Other hires include the appointment of Peter Rizzo, and a number of his former team at Rand Merchant Bank to the bank’s Sydney-based Asian Pacific agricultural commodities team. The team will be reporting to Richard Addington, the Asia Pacific head for the STFS division.
African potential
Beyond its roots in South Africa, Standard Bank has also been increasing its presence in the major African economy of Nigeria.
In August 2007 it acquired a controlling interest in IBTC Chartered Bank in Nigeria.

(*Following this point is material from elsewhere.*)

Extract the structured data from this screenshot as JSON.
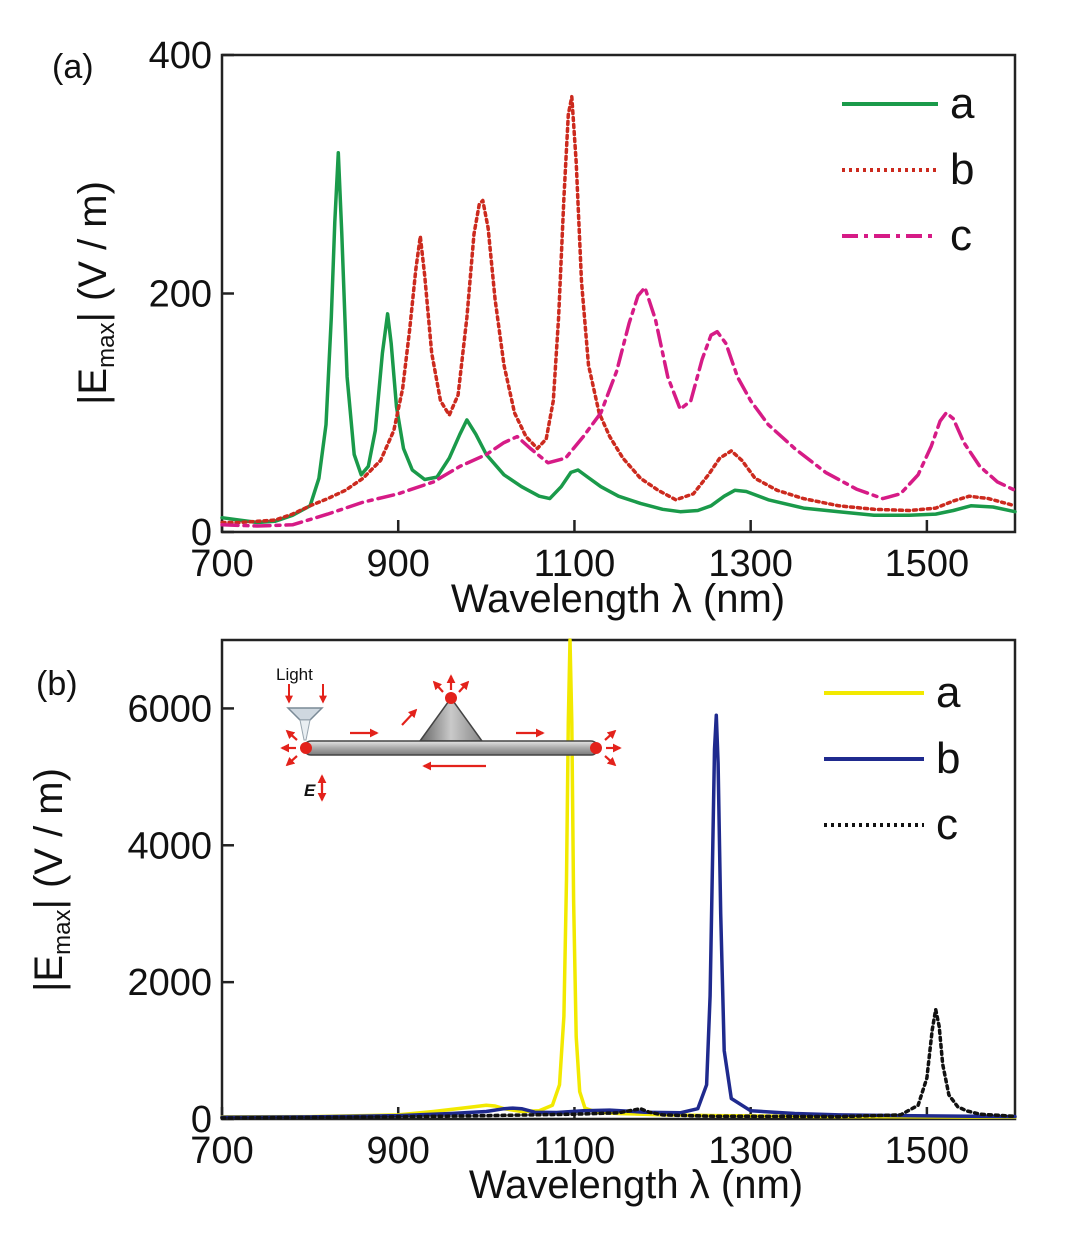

Although Standard had already established a presence in Nigeria through Stanbic Nigeria, this acquisition will create one of the leading banks in the country with a significant asset base.
In terms of its African trade-related deal activity, the bank has an expanding pipeline of small-size deals, ranging from US$10mn or US$20mn, up to US$150mn.
The potential for structured trade finance in the African market is often seen in terms of the large-scale, often oil-related, transactions such as the annual syndicated loan facilities for the Angolan oil company Sonangol.
However, some of these larger deals have become so popular, the margins are rapidly diminishing and many banks are becoming reluctant to participate in the mega-sized deals.
The other landmark African deal is the annual pre-export financing for Ghana Cocoa Board (Cocobod), but with margins falling to as little as 15 basis points, many institutions including Standard are not seeing the deal as a particularly attractive proposition and only opting to participate at a low ticket level, preferring to focus its attention on other African opportunities.
Eckermann notes that the African softs market, beyond Cocobod, has much more to offer: "Africa has the potential to develop more arable land, which could be used to partially satisfy the demand from emerging markets such as China. Increasingly, developing countries are demanding a richer and more protein driven diet. At the moment, Brazil and Argentina are the key providers of high protein agri-commodities such as soy beans, poultry and meat. But Africa also has the potential to produce these products as well."
Uncertain financial climate
Standard reorganised its trade finance division just as the credit crisis hit the markets in August and September. However, trade financing can often be the last thing to suffer in a difficult market, and it is often a useful tool to secure new business due to the manageable nature of the risks involved.
Eckermann does, however, highlight the general re-pricing in the market as a whole as one of the key developments of 2007, and likely to have repercussions throughout 2008. This re-pricing is due to both the liquidity/credit crisis and the introduction of Basel II regulations in Europe.